The bank which makes up the acquisition party in the transaction has until now been largely sidelined from the ongoing probe of the deal which remains subject to final regulatory approval by the Capital Markets Authority (CMA) and the Central Bank of Kenya (CBK).
“We have sought and look forward to being given a chance by Parliament to discuss this transaction. We are conscious that Parliament has a role to play in national governance and we shall endeavor to uphold the relevant legal and regulatory requirements at every stage of the transaction,” KCB Group said in a statement to media houses on Thursday.
“The offer was made in the best interest of KCB and NBK shareholders”
The stance by KCB is on the back of the offer’s rejection by the National Assembly on Wednesday where MPs urged both the National Treasury and the National Social Security Fund (NSSF)-NBK’s majority shareholders, to drop the bid.

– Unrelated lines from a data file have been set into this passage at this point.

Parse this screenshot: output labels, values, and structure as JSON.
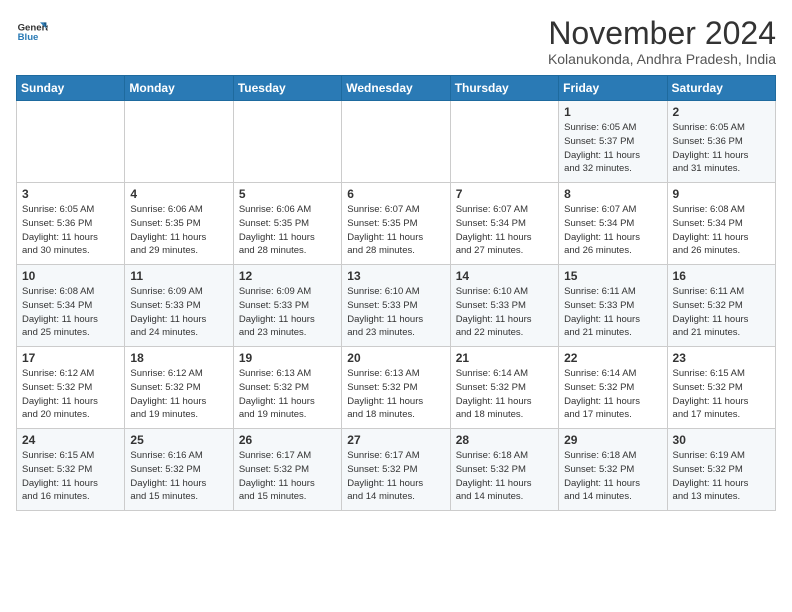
{
  "header": {
    "logo_line1": "General",
    "logo_line2": "Blue",
    "month_year": "November 2024",
    "location": "Kolanukonda, Andhra Pradesh, India"
  },
  "weekdays": [
    "Sunday",
    "Monday",
    "Tuesday",
    "Wednesday",
    "Thursday",
    "Friday",
    "Saturday"
  ],
  "weeks": [
    [
      {
        "day": "",
        "info": ""
      },
      {
        "day": "",
        "info": ""
      },
      {
        "day": "",
        "info": ""
      },
      {
        "day": "",
        "info": ""
      },
      {
        "day": "",
        "info": ""
      },
      {
        "day": "1",
        "info": "Sunrise: 6:05 AM\nSunset: 5:37 PM\nDaylight: 11 hours\nand 32 minutes."
      },
      {
        "day": "2",
        "info": "Sunrise: 6:05 AM\nSunset: 5:36 PM\nDaylight: 11 hours\nand 31 minutes."
      }
    ],
    [
      {
        "day": "3",
        "info": "Sunrise: 6:05 AM\nSunset: 5:36 PM\nDaylight: 11 hours\nand 30 minutes."
      },
      {
        "day": "4",
        "info": "Sunrise: 6:06 AM\nSunset: 5:35 PM\nDaylight: 11 hours\nand 29 minutes."
      },
      {
        "day": "5",
        "info": "Sunrise: 6:06 AM\nSunset: 5:35 PM\nDaylight: 11 hours\nand 28 minutes."
      },
      {
        "day": "6",
        "info": "Sunrise: 6:07 AM\nSunset: 5:35 PM\nDaylight: 11 hours\nand 28 minutes."
      },
      {
        "day": "7",
        "info": "Sunrise: 6:07 AM\nSunset: 5:34 PM\nDaylight: 11 hours\nand 27 minutes."
      },
      {
        "day": "8",
        "info": "Sunrise: 6:07 AM\nSunset: 5:34 PM\nDaylight: 11 hours\nand 26 minutes."
      },
      {
        "day": "9",
        "info": "Sunrise: 6:08 AM\nSunset: 5:34 PM\nDaylight: 11 hours\nand 26 minutes."
      }
    ],
    [
      {
        "day": "10",
        "info": "Sunrise: 6:08 AM\nSunset: 5:34 PM\nDaylight: 11 hours\nand 25 minutes."
      },
      {
        "day": "11",
        "info": "Sunrise: 6:09 AM\nSunset: 5:33 PM\nDaylight: 11 hours\nand 24 minutes."
      },
      {
        "day": "12",
        "info": "Sunrise: 6:09 AM\nSunset: 5:33 PM\nDaylight: 11 hours\nand 23 minutes."
      },
      {
        "day": "13",
        "info": "Sunrise: 6:10 AM\nSunset: 5:33 PM\nDaylight: 11 hours\nand 23 minutes."
      },
      {
        "day": "14",
        "info": "Sunrise: 6:10 AM\nSunset: 5:33 PM\nDaylight: 11 hours\nand 22 minutes."
      },
      {
        "day": "15",
        "info": "Sunrise: 6:11 AM\nSunset: 5:33 PM\nDaylight: 11 hours\nand 21 minutes."
      },
      {
        "day": "16",
        "info": "Sunrise: 6:11 AM\nSunset: 5:32 PM\nDaylight: 11 hours\nand 21 minutes."
      }
    ],
    [
      {
        "day": "17",
        "info": "Sunrise: 6:12 AM\nSunset: 5:32 PM\nDaylight: 11 hours\nand 20 minutes."
      },
      {
        "day": "18",
        "info": "Sunrise: 6:12 AM\nSunset: 5:32 PM\nDaylight: 11 hours\nand 19 minutes."
      },
      {
        "day": "19",
        "info": "Sunrise: 6:13 AM\nSunset: 5:32 PM\nDaylight: 11 hours\nand 19 minutes."
      },
      {
        "day": "20",
        "info": "Sunrise: 6:13 AM\nSunset: 5:32 PM\nDaylight: 11 hours\nand 18 minutes."
      },
      {
        "day": "21",
        "info": "Sunrise: 6:14 AM\nSunset: 5:32 PM\nDaylight: 11 hours\nand 18 minutes."
      },
      {
        "day": "22",
        "info": "Sunrise: 6:14 AM\nSunset: 5:32 PM\nDaylight: 11 hours\nand 17 minutes."
      },
      {
        "day": "23",
        "info": "Sunrise: 6:15 AM\nSunset: 5:32 PM\nDaylight: 11 hours\nand 17 minutes."
      }
    ],
    [
      {
        "day": "24",
        "info": "Sunrise: 6:15 AM\nSunset: 5:32 PM\nDaylight: 11 hours\nand 16 minutes."
      },
      {
        "day": "25",
        "info": "Sunrise: 6:16 AM\nSunset: 5:32 PM\nDaylight: 11 hours\nand 15 minutes."
      },
      {
        "day": "26",
        "info": "Sunrise: 6:17 AM\nSunset: 5:32 PM\nDaylight: 11 hours\nand 15 minutes."
      },
      {
        "day": "27",
        "info": "Sunrise: 6:17 AM\nSunset: 5:32 PM\nDaylight: 11 hours\nand 14 minutes."
      },
      {
        "day": "28",
        "info": "Sunrise: 6:18 AM\nSunset: 5:32 PM\nDaylight: 11 hours\nand 14 minutes."
      },
      {
        "day": "29",
        "info": "Sunrise: 6:18 AM\nSunset: 5:32 PM\nDaylight: 11 hours\nand 14 minutes."
      },
      {
        "day": "30",
        "info": "Sunrise: 6:19 AM\nSunset: 5:32 PM\nDaylight: 11 hours\nand 13 minutes."
      }
    ]
  ]
}
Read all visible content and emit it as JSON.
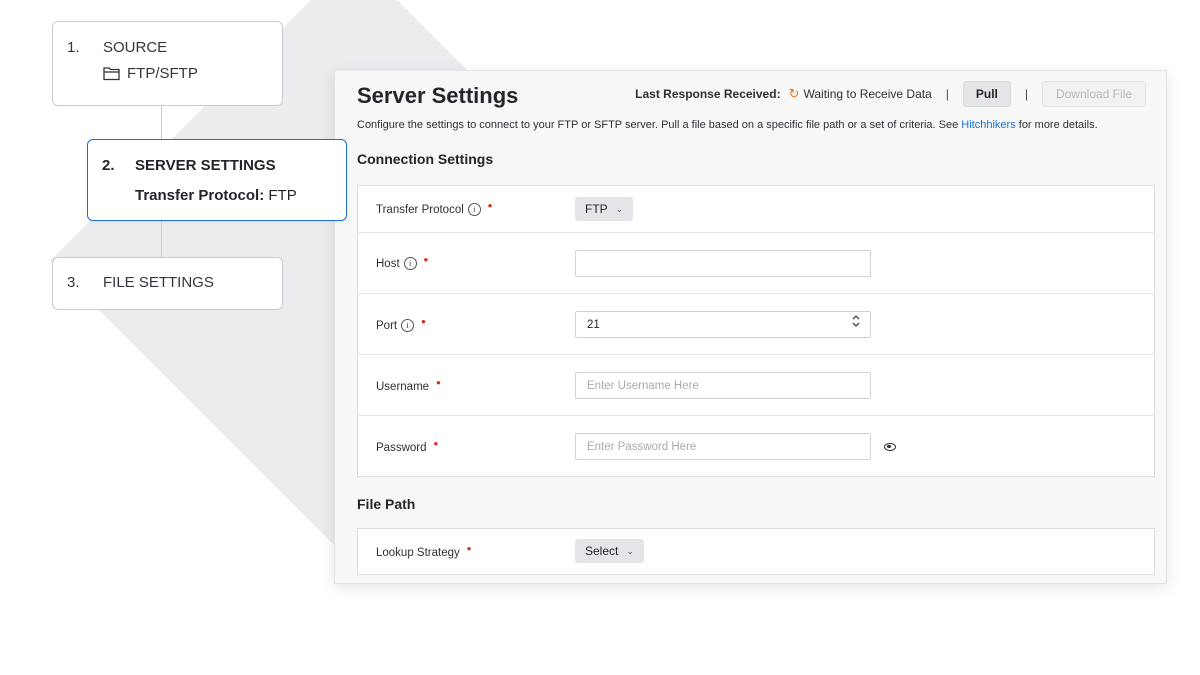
{
  "steps": [
    {
      "number": "1.",
      "label": "SOURCE",
      "sub_icon": "folder-icon",
      "sub_label": "FTP/SFTP"
    },
    {
      "number": "2.",
      "label": "SERVER SETTINGS",
      "detail_key": "Transfer Protocol:",
      "detail_value": "FTP",
      "active": true
    },
    {
      "number": "3.",
      "label": "FILE SETTINGS"
    }
  ],
  "panel": {
    "title": "Server Settings",
    "last_response_label": "Last Response Received:",
    "response_status": "Waiting to Receive Data",
    "separator": "|",
    "pull_button": "Pull",
    "download_button": "Download File",
    "description_prefix": "Configure the settings to connect to your FTP or SFTP server. Pull a file based on a specific file path or a set of criteria. See ",
    "description_link": "Hitchhikers",
    "description_suffix": " for more details."
  },
  "connection_settings": {
    "title": "Connection Settings",
    "transfer_protocol": {
      "label": "Transfer Protocol",
      "value": "FTP",
      "required_mark": "•"
    },
    "host": {
      "label": "Host",
      "value": "",
      "placeholder": "",
      "required_mark": "•"
    },
    "port": {
      "label": "Port",
      "value": "21",
      "required_mark": "•"
    },
    "username": {
      "label": "Username",
      "value": "",
      "placeholder": "Enter Username Here",
      "required_mark": "•"
    },
    "password": {
      "label": "Password",
      "value": "",
      "placeholder": "Enter Password Here",
      "required_mark": "•"
    }
  },
  "file_path": {
    "title": "File Path",
    "lookup_strategy": {
      "label": "Lookup Strategy",
      "value": "Select",
      "required_mark": "•"
    }
  },
  "icons": {
    "info": "ⓘ",
    "chevron": "⌄",
    "refresh": "↻",
    "stepper": "⇕"
  },
  "colors": {
    "accent_blue": "#1f6fd1",
    "required_red": "#d2311e",
    "status_orange": "#ea7a1c"
  }
}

The Parliamentarians poured cold water on the offer by KCB sighting NBK as a strategic State asset while recommending the Treasury Ministry to instead seek out alternatives to plugging the lender’s financial plight.

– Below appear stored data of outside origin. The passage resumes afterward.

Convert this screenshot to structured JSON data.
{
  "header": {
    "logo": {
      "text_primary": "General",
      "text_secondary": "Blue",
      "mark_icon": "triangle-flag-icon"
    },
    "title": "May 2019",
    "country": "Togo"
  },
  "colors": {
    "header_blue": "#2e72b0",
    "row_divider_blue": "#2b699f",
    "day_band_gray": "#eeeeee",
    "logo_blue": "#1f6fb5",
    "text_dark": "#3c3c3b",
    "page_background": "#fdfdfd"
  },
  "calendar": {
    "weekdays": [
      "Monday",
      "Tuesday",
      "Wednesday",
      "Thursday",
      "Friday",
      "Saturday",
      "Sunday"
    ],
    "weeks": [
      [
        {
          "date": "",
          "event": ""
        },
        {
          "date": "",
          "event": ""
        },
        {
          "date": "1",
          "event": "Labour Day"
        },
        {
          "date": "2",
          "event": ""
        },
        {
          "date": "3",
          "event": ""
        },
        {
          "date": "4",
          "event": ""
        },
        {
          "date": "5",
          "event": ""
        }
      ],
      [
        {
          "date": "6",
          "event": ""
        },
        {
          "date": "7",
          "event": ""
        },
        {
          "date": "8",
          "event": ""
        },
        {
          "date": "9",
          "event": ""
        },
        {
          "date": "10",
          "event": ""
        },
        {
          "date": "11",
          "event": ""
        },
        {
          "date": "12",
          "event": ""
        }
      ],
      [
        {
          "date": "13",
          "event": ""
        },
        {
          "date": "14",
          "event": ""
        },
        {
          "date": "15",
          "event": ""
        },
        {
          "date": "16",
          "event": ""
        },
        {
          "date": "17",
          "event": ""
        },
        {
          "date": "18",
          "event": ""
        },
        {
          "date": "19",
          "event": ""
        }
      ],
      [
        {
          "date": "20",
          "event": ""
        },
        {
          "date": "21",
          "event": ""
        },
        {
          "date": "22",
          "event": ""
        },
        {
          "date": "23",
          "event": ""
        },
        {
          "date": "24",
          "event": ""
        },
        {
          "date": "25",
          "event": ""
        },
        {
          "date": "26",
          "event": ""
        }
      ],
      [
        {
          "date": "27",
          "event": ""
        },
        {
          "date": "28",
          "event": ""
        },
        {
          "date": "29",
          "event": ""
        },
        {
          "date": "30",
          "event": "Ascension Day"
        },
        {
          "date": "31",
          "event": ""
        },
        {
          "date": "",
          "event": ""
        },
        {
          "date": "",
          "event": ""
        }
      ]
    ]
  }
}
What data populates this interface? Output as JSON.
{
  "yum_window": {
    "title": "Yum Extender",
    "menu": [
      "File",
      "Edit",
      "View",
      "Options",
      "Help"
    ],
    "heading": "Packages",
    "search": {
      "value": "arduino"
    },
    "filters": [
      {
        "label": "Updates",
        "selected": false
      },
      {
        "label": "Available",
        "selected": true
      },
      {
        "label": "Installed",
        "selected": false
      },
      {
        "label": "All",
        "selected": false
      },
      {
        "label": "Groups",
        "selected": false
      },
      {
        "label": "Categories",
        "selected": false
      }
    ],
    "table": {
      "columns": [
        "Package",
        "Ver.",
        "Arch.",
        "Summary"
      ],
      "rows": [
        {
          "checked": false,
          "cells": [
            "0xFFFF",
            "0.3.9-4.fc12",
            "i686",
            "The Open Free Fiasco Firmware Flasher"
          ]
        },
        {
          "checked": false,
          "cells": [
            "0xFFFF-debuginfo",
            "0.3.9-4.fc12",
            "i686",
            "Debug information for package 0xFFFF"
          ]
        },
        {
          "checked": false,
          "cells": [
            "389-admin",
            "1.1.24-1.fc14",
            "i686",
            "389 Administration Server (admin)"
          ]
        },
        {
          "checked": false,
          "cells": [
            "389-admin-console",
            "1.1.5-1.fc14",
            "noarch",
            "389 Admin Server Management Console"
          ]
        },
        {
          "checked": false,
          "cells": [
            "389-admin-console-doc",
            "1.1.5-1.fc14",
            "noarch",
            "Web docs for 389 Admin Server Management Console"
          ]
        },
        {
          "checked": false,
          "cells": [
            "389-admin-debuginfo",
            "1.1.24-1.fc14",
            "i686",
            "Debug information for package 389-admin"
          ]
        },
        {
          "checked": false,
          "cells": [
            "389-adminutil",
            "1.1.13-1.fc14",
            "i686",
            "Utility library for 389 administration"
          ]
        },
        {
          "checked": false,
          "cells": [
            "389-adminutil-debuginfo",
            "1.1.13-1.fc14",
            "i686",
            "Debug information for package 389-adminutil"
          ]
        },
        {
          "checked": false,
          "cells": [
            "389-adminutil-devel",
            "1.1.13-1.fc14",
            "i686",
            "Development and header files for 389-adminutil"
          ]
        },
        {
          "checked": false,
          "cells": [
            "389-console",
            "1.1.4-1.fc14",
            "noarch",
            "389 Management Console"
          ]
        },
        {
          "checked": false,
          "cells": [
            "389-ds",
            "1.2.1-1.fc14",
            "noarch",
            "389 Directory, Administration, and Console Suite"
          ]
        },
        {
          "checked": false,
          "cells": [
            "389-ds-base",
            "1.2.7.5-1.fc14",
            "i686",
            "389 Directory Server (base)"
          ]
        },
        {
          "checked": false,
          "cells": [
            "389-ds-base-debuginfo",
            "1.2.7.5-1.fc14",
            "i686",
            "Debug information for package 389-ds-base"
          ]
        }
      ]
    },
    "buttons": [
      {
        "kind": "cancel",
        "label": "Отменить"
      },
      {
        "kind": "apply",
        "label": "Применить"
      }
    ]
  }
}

Treasury has however subsequently clapped back on the objection by Parliament upholding the offer as the consolidation of government interests in light of the State being a principal shareholder in both banks.

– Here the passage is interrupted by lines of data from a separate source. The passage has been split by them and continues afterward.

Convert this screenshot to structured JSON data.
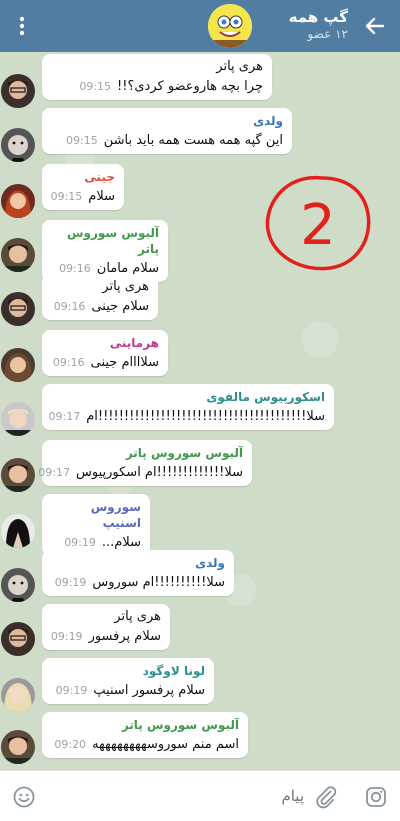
{
  "header": {
    "title": "گپ همه",
    "subtitle": "۱۲ عضو"
  },
  "colors": {
    "header_bg": "#517da2",
    "name_blue": "#3a77b5",
    "name_red": "#d8503e",
    "name_green": "#3f9a4b",
    "name_pink": "#c0398d",
    "name_teal": "#2d8f8f",
    "name_purple": "#5a6bb8",
    "annotation_red": "#e2211c"
  },
  "annotation": {
    "text": "2"
  },
  "messages": [
    {
      "sender": "هری پاتر",
      "text": "چرا بچه هاروعضو کردی؟!!",
      "time": "09:15"
    },
    {
      "sender": "ولدی",
      "text": "این گپه همه هست همه باید باشن",
      "time": "09:15"
    },
    {
      "sender": "جینی",
      "text": "سلام",
      "time": "09:15"
    },
    {
      "sender": "آلبوس سوروس پاتر",
      "text": "سلام مامان",
      "time": "09:16"
    },
    {
      "sender": "هری پاتر",
      "text": "سلام جینی",
      "time": "09:16"
    },
    {
      "sender": "هرماینی",
      "text": "سلاااام جینی",
      "time": "09:16"
    },
    {
      "sender": "اسکورپیوس مالفوی",
      "text": "سلا!!!!!!!!!!!!!!!!!!!!!!!!!!!!!!!!!!!!!!!!ام",
      "time": "09:17"
    },
    {
      "sender": "آلبوس سوروس پاتر",
      "text": "سلا!!!!!!!!!!!!!ام اسکورپیوس",
      "time": "09:17"
    },
    {
      "sender": "سوروس اسنیپ",
      "text": "سلام...",
      "time": "09:19"
    },
    {
      "sender": "ولدی",
      "text": "سلا!!!!!!!!!!ام سوروس",
      "time": "09:19"
    },
    {
      "sender": "هری پاتر",
      "text": "سلام پرفسور",
      "time": "09:19"
    },
    {
      "sender": "لونا لاوگود",
      "text": "سلام پرفسور اسنیپ",
      "time": "09:19"
    },
    {
      "sender": "آلبوس سوروس پاتر",
      "text": "اسم منم سوروسههههههههه",
      "time": "09:20"
    }
  ],
  "input": {
    "placeholder": "پیام"
  }
}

“The proposed merger of the two banks was intended to consolidate government interest. The government in its strategic role, recognized the need for strong and stable banks in support of its fiscal responsibilities,” Treasury Acting Cabinet Secretary Ukur Yattani said.
The board of the National Bank of Kenya has already resigned itself to KCB’s offer of Ksh.3.80 per share, there being no further competing bids in sight and following approvals by its key shareholders.
KCB has since commenced the acceptance of NBK shares as enshrined in the 10:1 share-swap offer document ahead of the closure of the changeover on August 30, 2019.
While Parliament stands as the greatest stumbling block to the transaction, the deal has been propped by the recent dismissal of legal proceedings against NBK’s takeover, with NBK Company Secretary Habil Waswani, confirming the discharge to Citizen Digital.
The National Assembly has remained a roadblock to the transaction so far having further recommended the scrutiny of NBK’s books of accounts by the Office of the Auditor General at the start of July.
This against NBK’s board insistence on the sound check of its financial statement through its privately contracted auditor.
At the center of contest to the deal has been KCB’s discounting of NBK’s assets to Ksh.5.6 billion against a disclosed fair pricing valuation of Ksh.9 billion.
KCB capture of NBK is aligned to the Group’s growth and expansion strategy which is pegged on the creation of the first Ksh.1 trillion asset-valued lender.